Renters at the lowest end of the income scale were especially hard hit by the crash. First, the housing market collapse pushed rental housing construction to historic lows, just as tens of thousands of foreclosed homeowners flooded the rental market. This created a statewide rental shortage. In Greater Minnesota, where rental housing was already in short-supply and often in need of repair, lower income renters have found decent housing that fits within their budgets hard to come by.

The Minnesota Homes for All alliance is calling on lawmakers to pass $100 million bonding to build and preserve affordable rental housing, rehabilitate abandon and foreclosed homes, and upgrade public housing units.

Here are some highlights from the report:

Urban Wealth Loss

In low-income urban areas, families seeking the American dream lost wealth and homes. Unlucky renters living in properties owned by investors also lost when their homes went into foreclosure. While median home values in the urban communities examined in this report are higher than they were in 2011, on average, neighborhoods in North Minneapolis, St. Paul’s Eastside and Frogtown have lost 57 percent in median home value from the 2005-2006 peak.

Moving to the Exurbs

Exurban communities are seeing a fairly mixed recovery. We took the closest look at Albertville and St. Michael, which are back from the deepest depths of the housing crash, recovering 21 and 15 percent respectively from their 2011 lows. However, median home values are still roughly 33 percent below their 2005-2006 heights.
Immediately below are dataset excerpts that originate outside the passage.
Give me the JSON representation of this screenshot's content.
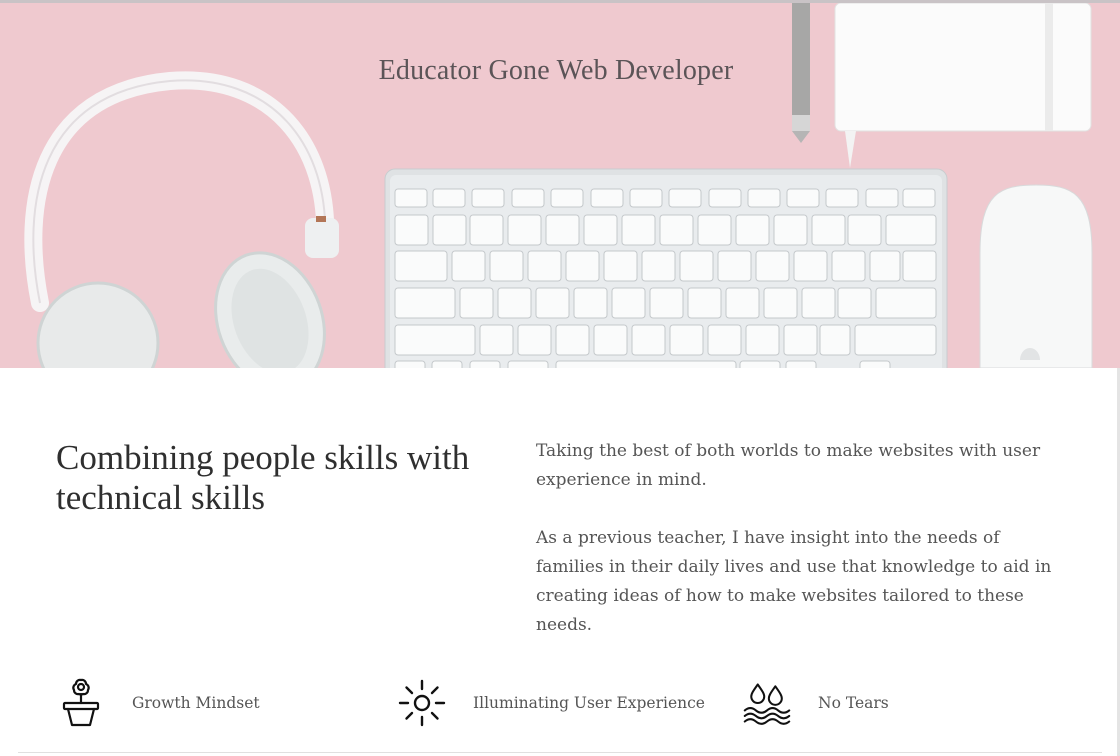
{
  "hero": {
    "title": "Educator Gone Web Developer",
    "image": "pink desk with headphones, keyboard, pencil, notebook and mouse",
    "background_color": "#efc9cf"
  },
  "intro": {
    "heading": "Combining people skills with technical skills",
    "paragraph_1": "Taking the best of both worlds to make websites with user experience in mind.",
    "paragraph_2": "As a previous teacher, I have insight into the needs of families in their daily lives and use that knowledge to aid in creating ideas of how to make websites tailored to these needs."
  },
  "features": [
    {
      "icon": "flower-pot-icon",
      "label": "Growth Mindset"
    },
    {
      "icon": "sun-icon",
      "label": "Illuminating User Experience"
    },
    {
      "icon": "water-drops-icon",
      "label": "No Tears"
    }
  ]
}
Exurban communities experienced especially high mortgage foreclosure rates, with Isanti, Sherburne, and Chisago counties comprising three of the top four respectively in average countywide foreclosure rates between 2005 and 2012.

A View from the Countryside

Greater Minnesota’s housing recovery tells distinct stories depending on location and industrial ties. For many, the worst is over. A few pockets, however, were generally immune to the Great Recession. Southern Minnesota towns largely avoided a housing crash because their economies were tied to agriculture, which remained strong in the economic downturn.

Those areas hard hit in northern Minnesota that we will be featuring—Bemidji, Baxter and Brainerd—all experienced sharp declines in median home prices, with mixed but generally modest recoveries by 2013.